Une fois en orbite, le satellite déploie son antenne, faite de 27 pétales en fibre de carbone et d’une partie circulaire centrale, pour atteindre ses 10 mètres de diamètre opérationnels. L’idée derrière Spektr-R n’était pas de photographier le ciel toute seule, mais de travailler en tandem avec les grands radiotélescopes terrestres, de Bonn à Puerto Rico. Cette technique, l’interférométrie à très longue base (VLBI), consiste à combiner les signaux captés simultanément par plusieurs antennes pour simuler un instrument unique, gigantesque. Plus la distance entre les récepteurs est grande, plus la précision de l’image obtenue grimpe. Or, aucun endroit sur Terre ne permet d’espacer deux antennes de plusieurs centaines de milliers de kilomètres. Il fallait donc envoyer l’une d’elles dans l’espace, sur une orbite savamment choisie pour s’éloigner le plus possible.

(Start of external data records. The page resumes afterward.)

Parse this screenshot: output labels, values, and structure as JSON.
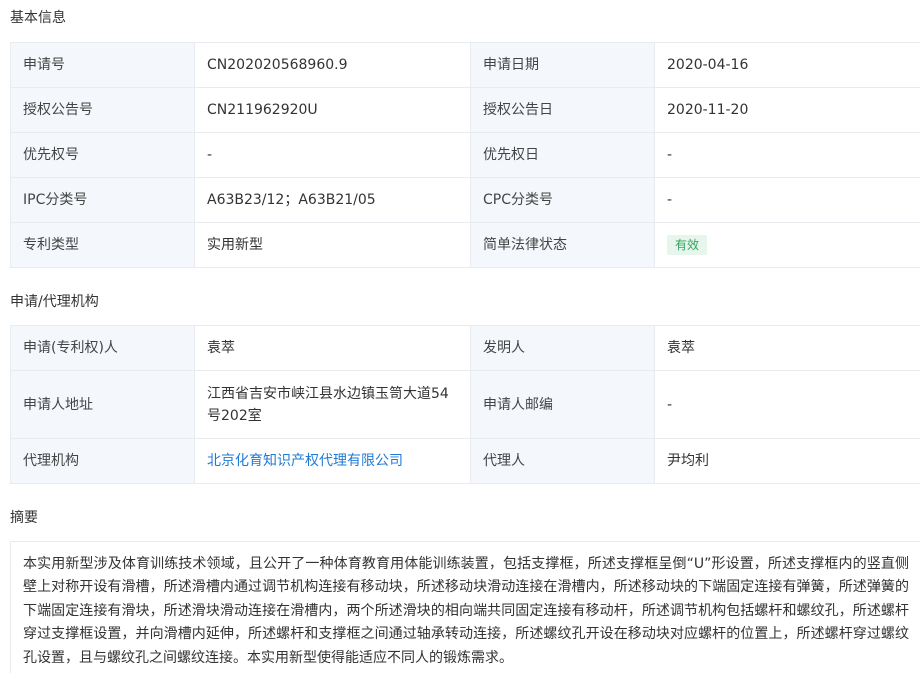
{
  "basic": {
    "title": "基本信息",
    "rows": [
      {
        "l1": "申请号",
        "v1": "CN202020568960.9",
        "l2": "申请日期",
        "v2": "2020-04-16"
      },
      {
        "l1": "授权公告号",
        "v1": "CN211962920U",
        "l2": "授权公告日",
        "v2": "2020-11-20"
      },
      {
        "l1": "优先权号",
        "v1": "-",
        "l2": "优先权日",
        "v2": "-"
      },
      {
        "l1": "IPC分类号",
        "v1": "A63B23/12；A63B21/05",
        "l2": "CPC分类号",
        "v2": "-"
      },
      {
        "l1": "专利类型",
        "v1": "实用新型",
        "l2": "简单法律状态",
        "v2": "有效"
      }
    ],
    "status_colors": {
      "badge_bg": "#e6f6ec",
      "badge_text": "#33a35b"
    }
  },
  "agency": {
    "title": "申请/代理机构",
    "rows": [
      {
        "l1": "申请(专利权)人",
        "v1": "袁萃",
        "l2": "发明人",
        "v2": "袁萃"
      },
      {
        "l1": "申请人地址",
        "v1": "江西省吉安市峡江县水边镇玉笥大道54号202室",
        "l2": "申请人邮编",
        "v2": "-"
      },
      {
        "l1": "代理机构",
        "v1": "北京化育知识产权代理有限公司",
        "l2": "代理人",
        "v2": "尹均利"
      }
    ],
    "link_color": "#1f7ad6"
  },
  "abstract": {
    "title": "摘要",
    "text": "本实用新型涉及体育训练技术领域，且公开了一种体育教育用体能训练装置，包括支撑框，所述支撑框呈倒“U”形设置，所述支撑框内的竖直侧壁上对称开设有滑槽，所述滑槽内通过调节机构连接有移动块，所述移动块滑动连接在滑槽内，所述移动块的下端固定连接有弹簧，所述弹簧的下端固定连接有滑块，所述滑块滑动连接在滑槽内，两个所述滑块的相向端共同固定连接有移动杆，所述调节机构包括螺杆和螺纹孔，所述螺杆穿过支撑框设置，并向滑槽内延伸，所述螺杆和支撑框之间通过轴承转动连接，所述螺纹孔开设在移动块对应螺杆的位置上，所述螺杆穿过螺纹孔设置，且与螺纹孔之间螺纹连接。本实用新型使得能适应不同人的锻炼需求。"
  }
}
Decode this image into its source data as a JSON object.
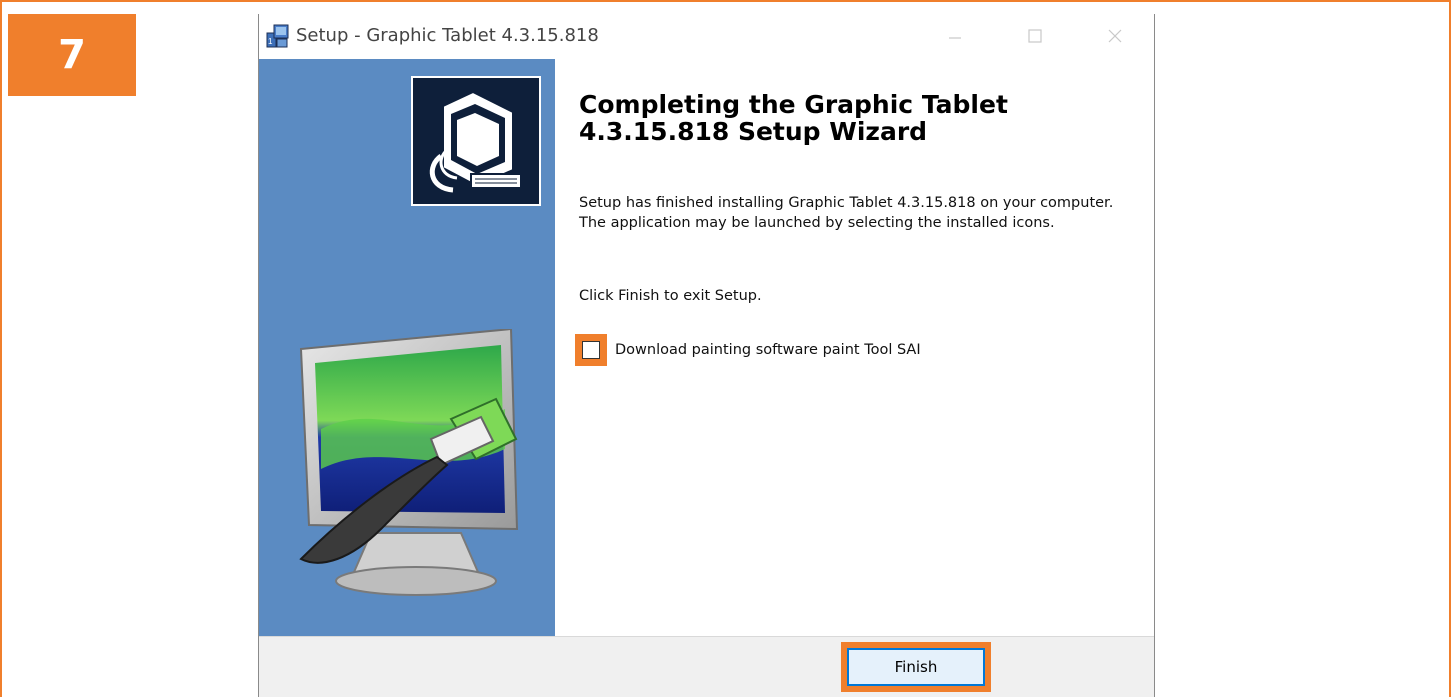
{
  "step_badge": "7",
  "window": {
    "title": "Setup - Graphic Tablet 4.3.15.818",
    "icon": "setup-installer-icon",
    "controls": [
      "minimize-icon",
      "maximize-icon",
      "close-icon"
    ]
  },
  "wizard": {
    "heading": "Completing the Graphic Tablet 4.3.15.818 Setup Wizard",
    "message": "Setup has finished installing Graphic Tablet 4.3.15.818 on your computer. The application may be launched by selecting the installed icons.",
    "exit_hint": "Click Finish to exit Setup.",
    "checkbox": {
      "label": "Download painting software paint Tool SAI",
      "checked": false
    },
    "finish_label": "Finish"
  },
  "colors": {
    "highlight": "#f07f2c",
    "side_panel": "#5b8bc2",
    "focus_border": "#0078d7"
  }
}
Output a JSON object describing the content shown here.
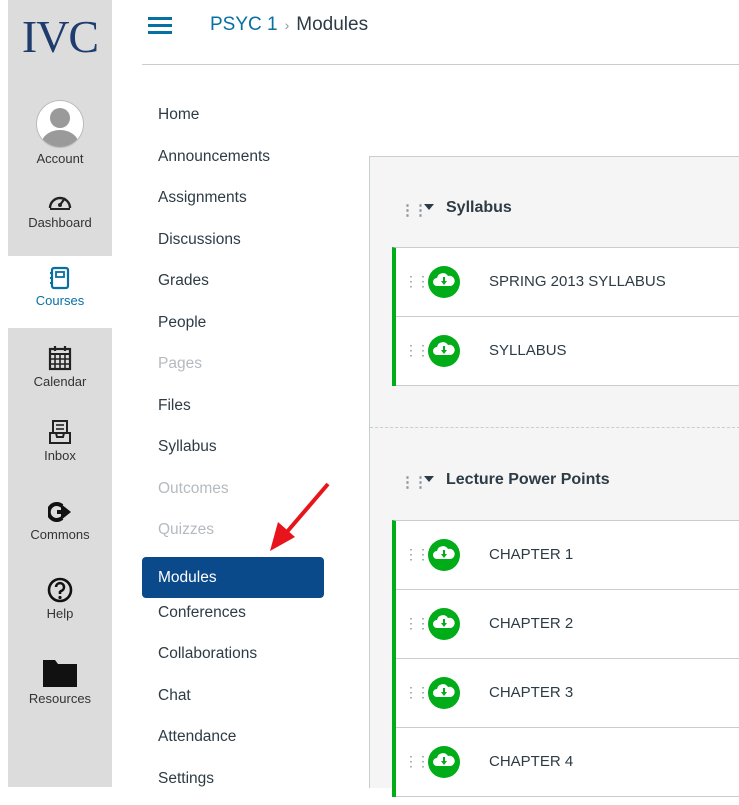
{
  "logo": "IVC",
  "global_nav": [
    {
      "label": "Account",
      "icon": "avatar"
    },
    {
      "label": "Dashboard",
      "icon": "dashboard-icon"
    },
    {
      "label": "Courses",
      "icon": "courses-icon"
    },
    {
      "label": "Calendar",
      "icon": "calendar-icon"
    },
    {
      "label": "Inbox",
      "icon": "inbox-icon"
    },
    {
      "label": "Commons",
      "icon": "commons-icon"
    },
    {
      "label": "Help",
      "icon": "help-icon"
    },
    {
      "label": "Resources",
      "icon": "folder-icon"
    }
  ],
  "breadcrumb": {
    "course": "PSYC 1",
    "separator": "›",
    "current": "Modules"
  },
  "course_nav": [
    {
      "label": "Home"
    },
    {
      "label": "Announcements"
    },
    {
      "label": "Assignments"
    },
    {
      "label": "Discussions"
    },
    {
      "label": "Grades"
    },
    {
      "label": "People"
    },
    {
      "label": "Pages"
    },
    {
      "label": "Files"
    },
    {
      "label": "Syllabus"
    },
    {
      "label": "Outcomes"
    },
    {
      "label": "Quizzes"
    },
    {
      "label": "Modules"
    },
    {
      "label": "Conferences"
    },
    {
      "label": "Collaborations"
    },
    {
      "label": "Chat"
    },
    {
      "label": "Attendance"
    },
    {
      "label": "Settings"
    }
  ],
  "modules": [
    {
      "title": "Syllabus",
      "items": [
        "SPRING 2013 SYLLABUS",
        "SYLLABUS"
      ]
    },
    {
      "title": "Lecture Power Points",
      "items": [
        "CHAPTER 1",
        "CHAPTER 2",
        "CHAPTER 3",
        "CHAPTER 4"
      ]
    }
  ],
  "colors": {
    "accent": "#0770a3",
    "active_nav": "#0b4a8a",
    "published": "#00ac18",
    "annotation_arrow": "#e8141b"
  }
}
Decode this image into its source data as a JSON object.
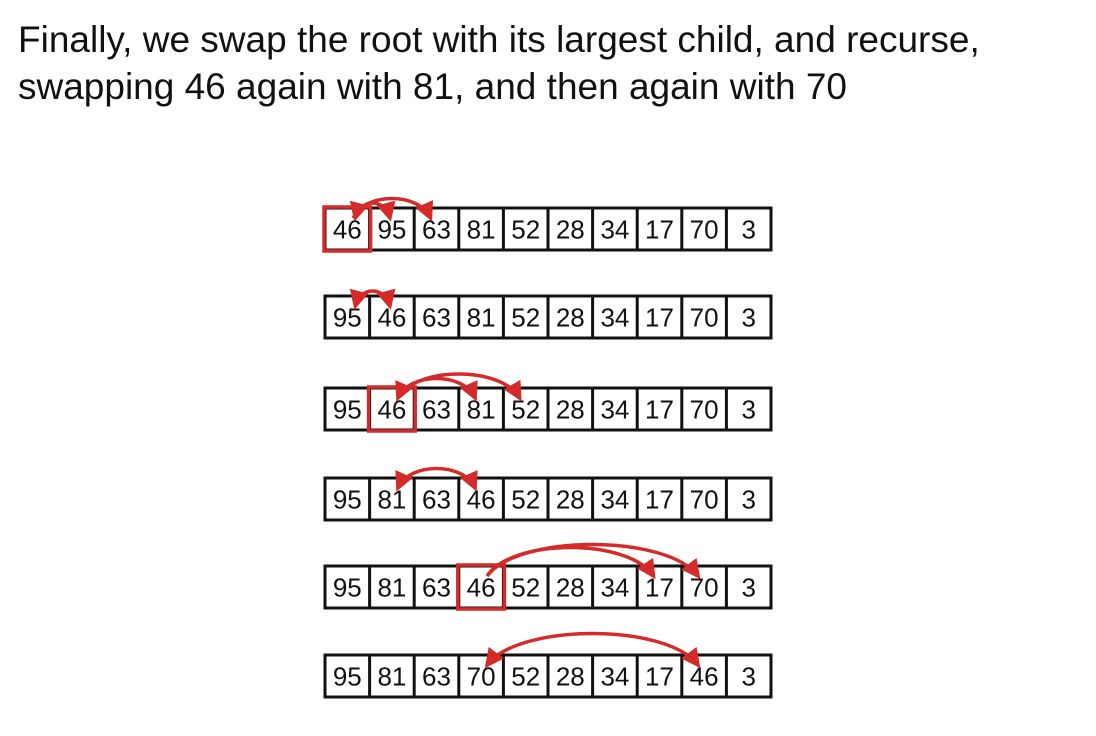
{
  "caption": {
    "line1": "Finally, we swap the root with its largest child, and recurse,",
    "line2": "swapping 46 again with 81, and then again with 70"
  },
  "colors": {
    "text": "#111111",
    "cell_border": "#111111",
    "highlight": "#d42a2a",
    "arrow": "#d42a2a"
  },
  "rows": [
    {
      "values": [
        "46",
        "95",
        "63",
        "81",
        "52",
        "28",
        "34",
        "17",
        "70",
        "3"
      ],
      "highlight_index": 0,
      "arrows": [
        {
          "from": 0,
          "to": 1,
          "style": "double-head"
        },
        {
          "from": 0,
          "to": 2,
          "style": "single-head"
        }
      ]
    },
    {
      "values": [
        "95",
        "46",
        "63",
        "81",
        "52",
        "28",
        "34",
        "17",
        "70",
        "3"
      ],
      "highlight_index": null,
      "arrows": [
        {
          "from": 0,
          "to": 1,
          "style": "swap"
        }
      ]
    },
    {
      "values": [
        "95",
        "46",
        "63",
        "81",
        "52",
        "28",
        "34",
        "17",
        "70",
        "3"
      ],
      "highlight_index": 1,
      "arrows": [
        {
          "from": 1,
          "to": 3,
          "style": "double-head"
        },
        {
          "from": 1,
          "to": 4,
          "style": "single-head"
        }
      ]
    },
    {
      "values": [
        "95",
        "81",
        "63",
        "46",
        "52",
        "28",
        "34",
        "17",
        "70",
        "3"
      ],
      "highlight_index": null,
      "arrows": [
        {
          "from": 1,
          "to": 3,
          "style": "swap"
        }
      ]
    },
    {
      "values": [
        "95",
        "81",
        "63",
        "46",
        "52",
        "28",
        "34",
        "17",
        "70",
        "3"
      ],
      "highlight_index": 3,
      "arrows": [
        {
          "from": 3,
          "to": 7,
          "style": "single-head"
        },
        {
          "from": 3,
          "to": 8,
          "style": "single-head"
        }
      ]
    },
    {
      "values": [
        "95",
        "81",
        "63",
        "70",
        "52",
        "28",
        "34",
        "17",
        "46",
        "3"
      ],
      "highlight_index": null,
      "arrows": [
        {
          "from": 3,
          "to": 8,
          "style": "swap"
        }
      ]
    }
  ]
}
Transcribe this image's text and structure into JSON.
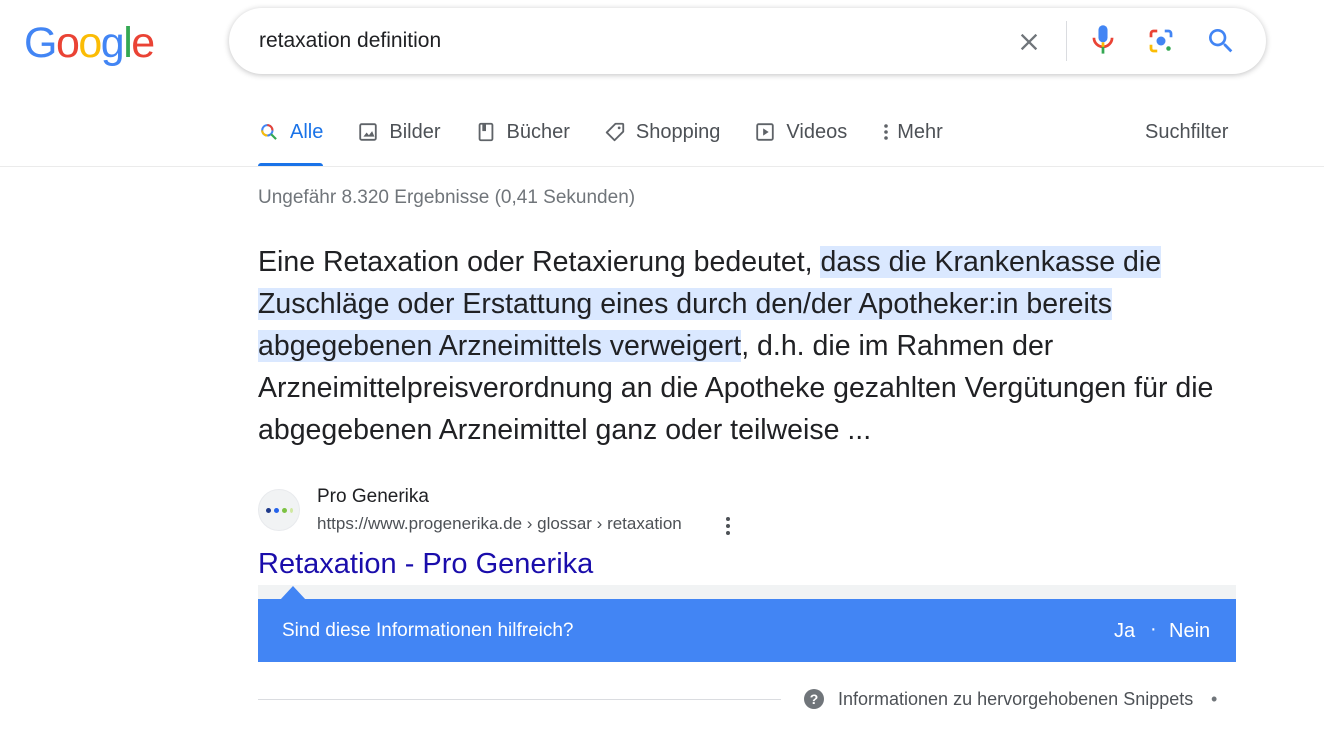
{
  "header": {
    "logo_letters": [
      {
        "ch": "G",
        "color": "#4285f4"
      },
      {
        "ch": "o",
        "color": "#ea4335"
      },
      {
        "ch": "o",
        "color": "#fbbc05"
      },
      {
        "ch": "g",
        "color": "#4285f4"
      },
      {
        "ch": "l",
        "color": "#34a853"
      },
      {
        "ch": "e",
        "color": "#ea4335"
      }
    ],
    "search_query": "retaxation definition"
  },
  "tabs": [
    {
      "label": "Alle",
      "icon": "search-icon",
      "active": true
    },
    {
      "label": "Bilder",
      "icon": "image-icon"
    },
    {
      "label": "Bücher",
      "icon": "book-icon"
    },
    {
      "label": "Shopping",
      "icon": "tag-icon"
    },
    {
      "label": "Videos",
      "icon": "play-icon"
    },
    {
      "label": "Mehr",
      "icon": "more-vert-icon"
    }
  ],
  "suchfilter_label": "Suchfilter",
  "stats": "Ungefähr 8.320 Ergebnisse (0,41 Sekunden)",
  "snippet": {
    "before": "Eine Retaxation oder Retaxierung bedeutet, ",
    "highlight": "dass die Krankenkasse die Zuschläge oder Erstattung eines durch den/der Apotheker:in bereits abgegebenen Arzneimittels verweigert",
    "after": ", d.h. die im Rahmen der Arzneimittelpreisverordnung an die Apotheke gezahlten Vergütungen für die abgegebenen Arzneimittel ganz oder teilweise ..."
  },
  "source": {
    "site_name": "Pro Generika",
    "url": "https://www.progenerika.de › glossar › retaxation",
    "title": "Retaxation - Pro Generika"
  },
  "feedback": {
    "question": "Sind diese Informationen hilfreich?",
    "yes": "Ja",
    "separator": "·",
    "no": "Nein"
  },
  "footer": {
    "info_icon_label": "?",
    "info_text": "Informationen zu hervorgehobenen Snippets",
    "dot": "•"
  },
  "colors": {
    "accent": "#1a73e8",
    "link": "#1a0dab",
    "feedback_bg": "#4285f4",
    "highlight": "#d3e3fd"
  }
}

C’est là que l’orbite de Spektr-R devient fascinante : le satellite évoluait sur une orbite très excentrique, avec un apogée atteignant 340 000 kilomètres de la Terre, pour une période orbitale d’environ neuf jours. Un chiffre à mettre en perspective : la Lune orbite en moyenne à 384 400 kilomètres. Spektr-R frôlait donc, à chaque révolution, les portes du domaine lunaire, avant de replonger vers son périgée, parfois situé à quelques centaines de kilomètres seulement. Cette valse orbitale, loin d’être un défaut, était le cœur même du projet : combinée aux antennes au sol, elle a permis de constituer un instrument équivalent à un télescope de 350 000 km de diamètre, un record technologiquement impossible à reproduire depuis la surface terrestre.
Des images mille fois plus précises que Hubble
Le jeu en valait la chandelle. Grâce à cette base démesurée, RadioAstron (le nom du programme scientifique porté par Spektr-R) a réussi à établir des records de résolution angulaire dans les quatre bandes opérationnelles, avec un record absolu d’environ 7 microsecondes d’arc à la longueur d’onde la plus courte. Concrètement, cela revient à distinguer un détail de la taille d’une pièce de monnaie posée sur la Lune, vue depuis la Terre. Cette résolution était mille fois supérieure à celle de Hubble dans le domaine visible – une performance qui a permis aux chercheurs d’observer des phénomènes jusqu’alors inaccessibles.
Les astronomes en attendaient beaucoup, et le télescope n’a pas déçu : les observations ont notamment porté sur les jets de particules relativistes émis par les trous noirs supermassifs au centre des galaxies actives, comme celui de la galaxie NGC 1275, observé en coopération avec le radiotélescope allemand d’Effelsberg. L’instrument a aussi contribué à affiner la connaissance des pulsars et à sonder la structure fine des quasars les plus lointains. Un travail scientifique publié pendant des années dans des revues comme Nature Astronomy, fruit de collaborations internationales impliquant des dizaines d’instituts à travers le monde.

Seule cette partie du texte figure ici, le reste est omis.